Im Paradies schwätzt man schwäbisch
E in Wirtshaus, das seit nunmehr 120 Jahren in einem Ort steht, ist nie einfach nur eine Gastronomie, wo es halt was zu essen und zu trinken gibt. Nein, solche ortsbildprägenden Häuser sind immer auch die Schatzkiste einer Stadt, in deren Innerem nichts weniger als ein Stück der Identität ihrer Bürger bewahrt wird. Insofern war die Wiederbelebung des Wirtshauses Paradies in Bad Saulgau durch Frank Selbherr im Jahr 2013 ein Akt der Rettung dieser Identität. Im Hier und Heute stellt sich die Traditionsgaststätte als eine gesunde Mischung aus altem Charme und rustikaler Moderne dar, in der sich der Gast aus dem Stand wohlfühlt.
Die Bedienungen haben einen schwäbischen Zungenschlag und versehen ihren Dienst mit verlässlichem Pflichtbewusstsein, was für ständige Präsenz sorgt.
Auch auf der Speisekarte spiegelt sich ihr Dialekt, obwohl an mancher Stelle der moderne Zeitgeist seinen Tribut fordert. Zum Beispiel in Form des „Wirtshaus-Burgers“, der bei näherer Betrachtung ein Fleischküchle in zwei Hälften eines echten Bäcker-Weckles ist. Versehen mit Soße, Zwiebeln und gebratenem Speck. Serviert in gehöriger Reichlichkeit, wie die Maulsperre eines am Nachbartisch zubeißenden Mannes eindrucksvoll belegt. Die bestellten Salate zeigen Solidität, wenn auch kein geschmackliches Spektakel. Das Maultaschensüppchen glänzt indes mit sehr aromatischen – weil fleisch- und würzreich gefüllt – Teigtaschen. Auch die Brühe kann sich durchaus löffeln lassen. Beim Griebenschmalzbrot wäre mehr Mut zu Salz und Pfeffer kein Schaden gewesen, was diesen schwäbischen Zwischengang aber nur um eine Winzigkeit in seiner – dank eines guten Sauerteigbrots – ordentlichen Qualität schmälert.

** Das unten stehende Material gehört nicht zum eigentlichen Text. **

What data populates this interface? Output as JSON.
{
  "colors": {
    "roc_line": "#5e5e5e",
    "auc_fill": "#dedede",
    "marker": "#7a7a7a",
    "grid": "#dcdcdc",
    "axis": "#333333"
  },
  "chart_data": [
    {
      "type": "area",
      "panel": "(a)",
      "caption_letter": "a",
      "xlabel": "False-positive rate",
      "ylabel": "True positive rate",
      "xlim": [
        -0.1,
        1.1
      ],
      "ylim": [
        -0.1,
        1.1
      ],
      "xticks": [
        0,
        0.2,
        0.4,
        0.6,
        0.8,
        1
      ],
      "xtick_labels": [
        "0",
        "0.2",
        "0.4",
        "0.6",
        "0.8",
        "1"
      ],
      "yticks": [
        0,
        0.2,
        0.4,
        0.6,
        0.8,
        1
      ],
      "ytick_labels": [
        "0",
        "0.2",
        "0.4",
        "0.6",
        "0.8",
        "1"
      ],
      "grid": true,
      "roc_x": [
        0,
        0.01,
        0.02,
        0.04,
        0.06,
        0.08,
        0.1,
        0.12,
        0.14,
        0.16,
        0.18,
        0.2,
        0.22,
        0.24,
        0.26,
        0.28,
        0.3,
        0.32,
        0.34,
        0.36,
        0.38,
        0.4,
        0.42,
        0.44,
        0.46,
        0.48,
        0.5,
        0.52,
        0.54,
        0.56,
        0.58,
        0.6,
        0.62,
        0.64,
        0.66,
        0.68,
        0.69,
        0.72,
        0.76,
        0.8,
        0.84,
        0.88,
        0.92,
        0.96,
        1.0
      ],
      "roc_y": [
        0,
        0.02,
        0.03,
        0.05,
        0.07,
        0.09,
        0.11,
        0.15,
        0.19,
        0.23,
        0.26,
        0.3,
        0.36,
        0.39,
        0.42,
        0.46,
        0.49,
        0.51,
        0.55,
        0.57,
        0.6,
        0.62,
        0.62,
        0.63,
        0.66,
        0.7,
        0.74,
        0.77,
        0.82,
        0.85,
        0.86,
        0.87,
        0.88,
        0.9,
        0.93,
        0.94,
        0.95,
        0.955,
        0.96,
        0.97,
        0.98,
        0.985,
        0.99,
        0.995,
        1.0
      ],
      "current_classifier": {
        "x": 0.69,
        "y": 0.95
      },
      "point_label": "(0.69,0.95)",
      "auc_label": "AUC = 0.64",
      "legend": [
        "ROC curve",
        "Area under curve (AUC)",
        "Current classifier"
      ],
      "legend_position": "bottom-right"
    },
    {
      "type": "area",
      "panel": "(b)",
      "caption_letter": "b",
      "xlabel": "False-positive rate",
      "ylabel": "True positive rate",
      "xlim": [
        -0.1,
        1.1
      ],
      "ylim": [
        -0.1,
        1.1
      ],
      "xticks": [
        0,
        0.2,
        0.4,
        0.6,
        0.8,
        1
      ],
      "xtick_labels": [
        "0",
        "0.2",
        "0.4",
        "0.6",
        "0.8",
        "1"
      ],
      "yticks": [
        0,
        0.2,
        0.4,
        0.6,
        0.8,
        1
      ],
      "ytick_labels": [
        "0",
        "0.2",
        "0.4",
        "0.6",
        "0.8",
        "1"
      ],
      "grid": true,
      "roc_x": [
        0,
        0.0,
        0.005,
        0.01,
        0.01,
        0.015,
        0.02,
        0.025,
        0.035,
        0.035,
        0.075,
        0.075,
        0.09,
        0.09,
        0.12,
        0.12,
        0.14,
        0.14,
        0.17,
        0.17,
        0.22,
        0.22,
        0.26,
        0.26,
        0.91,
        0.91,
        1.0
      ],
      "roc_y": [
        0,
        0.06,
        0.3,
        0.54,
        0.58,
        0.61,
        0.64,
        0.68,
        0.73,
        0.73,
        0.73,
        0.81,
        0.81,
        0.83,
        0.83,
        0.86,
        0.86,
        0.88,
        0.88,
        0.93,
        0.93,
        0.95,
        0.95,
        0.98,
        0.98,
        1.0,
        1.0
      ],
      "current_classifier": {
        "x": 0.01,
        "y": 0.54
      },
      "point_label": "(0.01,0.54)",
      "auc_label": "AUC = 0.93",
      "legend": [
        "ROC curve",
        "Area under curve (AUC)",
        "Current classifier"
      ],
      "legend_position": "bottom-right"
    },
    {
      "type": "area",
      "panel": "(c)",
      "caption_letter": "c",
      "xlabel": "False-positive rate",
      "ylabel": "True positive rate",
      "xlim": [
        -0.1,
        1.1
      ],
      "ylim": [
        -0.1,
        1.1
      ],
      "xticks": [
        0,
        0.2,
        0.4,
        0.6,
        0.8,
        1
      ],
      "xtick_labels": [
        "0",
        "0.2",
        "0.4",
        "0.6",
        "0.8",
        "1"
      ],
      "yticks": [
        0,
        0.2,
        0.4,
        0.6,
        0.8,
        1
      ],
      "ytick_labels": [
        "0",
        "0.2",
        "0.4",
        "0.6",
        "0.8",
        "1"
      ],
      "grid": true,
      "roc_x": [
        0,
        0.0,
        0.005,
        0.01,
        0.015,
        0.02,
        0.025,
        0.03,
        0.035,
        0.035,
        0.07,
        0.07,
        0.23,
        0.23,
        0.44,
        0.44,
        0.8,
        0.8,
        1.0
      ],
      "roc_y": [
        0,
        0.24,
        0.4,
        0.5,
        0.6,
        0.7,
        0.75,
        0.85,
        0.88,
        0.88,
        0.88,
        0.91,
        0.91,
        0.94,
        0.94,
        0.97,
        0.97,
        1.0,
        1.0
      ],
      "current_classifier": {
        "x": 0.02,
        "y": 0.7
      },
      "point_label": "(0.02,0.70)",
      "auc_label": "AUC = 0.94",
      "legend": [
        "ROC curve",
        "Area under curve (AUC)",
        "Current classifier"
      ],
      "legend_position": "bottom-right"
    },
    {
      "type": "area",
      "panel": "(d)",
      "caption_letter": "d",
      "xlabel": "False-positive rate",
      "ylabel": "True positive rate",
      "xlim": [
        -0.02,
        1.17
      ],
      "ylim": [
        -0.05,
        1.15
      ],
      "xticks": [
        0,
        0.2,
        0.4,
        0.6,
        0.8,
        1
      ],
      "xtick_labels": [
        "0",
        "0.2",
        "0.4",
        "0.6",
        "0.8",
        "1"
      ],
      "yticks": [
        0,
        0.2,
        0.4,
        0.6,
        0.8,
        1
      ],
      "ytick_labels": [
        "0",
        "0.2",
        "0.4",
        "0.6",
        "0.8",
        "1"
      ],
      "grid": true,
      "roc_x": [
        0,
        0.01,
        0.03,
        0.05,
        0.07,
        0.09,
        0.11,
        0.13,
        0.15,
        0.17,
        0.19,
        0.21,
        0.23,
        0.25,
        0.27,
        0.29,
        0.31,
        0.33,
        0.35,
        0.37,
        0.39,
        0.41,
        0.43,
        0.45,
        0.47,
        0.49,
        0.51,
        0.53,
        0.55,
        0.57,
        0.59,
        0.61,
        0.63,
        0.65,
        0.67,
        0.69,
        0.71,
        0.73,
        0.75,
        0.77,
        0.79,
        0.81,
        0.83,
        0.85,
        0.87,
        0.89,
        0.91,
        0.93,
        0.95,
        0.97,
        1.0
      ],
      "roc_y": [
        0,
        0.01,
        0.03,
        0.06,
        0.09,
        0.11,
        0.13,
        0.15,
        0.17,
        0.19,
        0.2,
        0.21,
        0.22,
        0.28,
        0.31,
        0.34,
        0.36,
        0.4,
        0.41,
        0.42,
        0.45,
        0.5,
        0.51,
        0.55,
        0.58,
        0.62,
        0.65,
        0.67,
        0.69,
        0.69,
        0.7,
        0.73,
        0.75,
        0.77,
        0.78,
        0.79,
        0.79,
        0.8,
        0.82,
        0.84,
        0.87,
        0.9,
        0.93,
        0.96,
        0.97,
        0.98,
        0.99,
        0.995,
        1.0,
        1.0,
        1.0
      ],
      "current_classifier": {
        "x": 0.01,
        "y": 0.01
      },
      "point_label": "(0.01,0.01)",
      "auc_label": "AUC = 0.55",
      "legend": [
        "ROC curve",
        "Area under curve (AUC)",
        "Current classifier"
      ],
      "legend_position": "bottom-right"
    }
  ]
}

Das schwäbische Aushängeschild, der in zartem Rosa präsentierte Zwiebelrostbraten, ist zweifellos der Star des Menüs. Gibt er doch unter dem sanften Druck des Messers nach und offenbart seinen aromenreichen Saft. Die dazu gereichten Eierspätzle spielen ihre Nebenrolle als Sättigungsbeilage recht gut. Melierte und frittierte Zwiebeln komplettieren dieses Ensemble, bei dem einzig die Bratensoße deutlich hinter ihren Möglichkeiten zurückbleibt: Die dominante Kümmelnote kann nicht darüber hinwegtäuschen, dass die Tunke zu wenig Charakter besitzt und ihr Fundament nicht – oder zu wenig – aus Fleisch und Knochen gebaut ist. Das aber kann an der Tagesform des Kochs liegen. Zu loben ist allemal, dass die Bratensoße sicher weitestgehend hausgemacht ist, was inzwischen eher die Ausnahme als die Regel in der Gastronomie darstellt. Lobend ist zu erwähnen, dass die Chicken-Nuggets aus Hähnchenbrustfilet bestehen und nicht aus irgendeiner ominösen fleichkäsähnlichen Geflügelmasse. Auch die Fleischbeigabe zum „Steirischen Filetsalat“ist sehr gepflegt, besteht sie doch aus sehr saftigen Schweinelendchen in einer knusperfeinen Kürbiskern-Panade.
Das alles hinterlässt insgesamt vielleicht keinen vollkommen paradiesischen Gesamteindruck. Doch ein vernünftiger Schwabenhimmel ist das Haus allemal.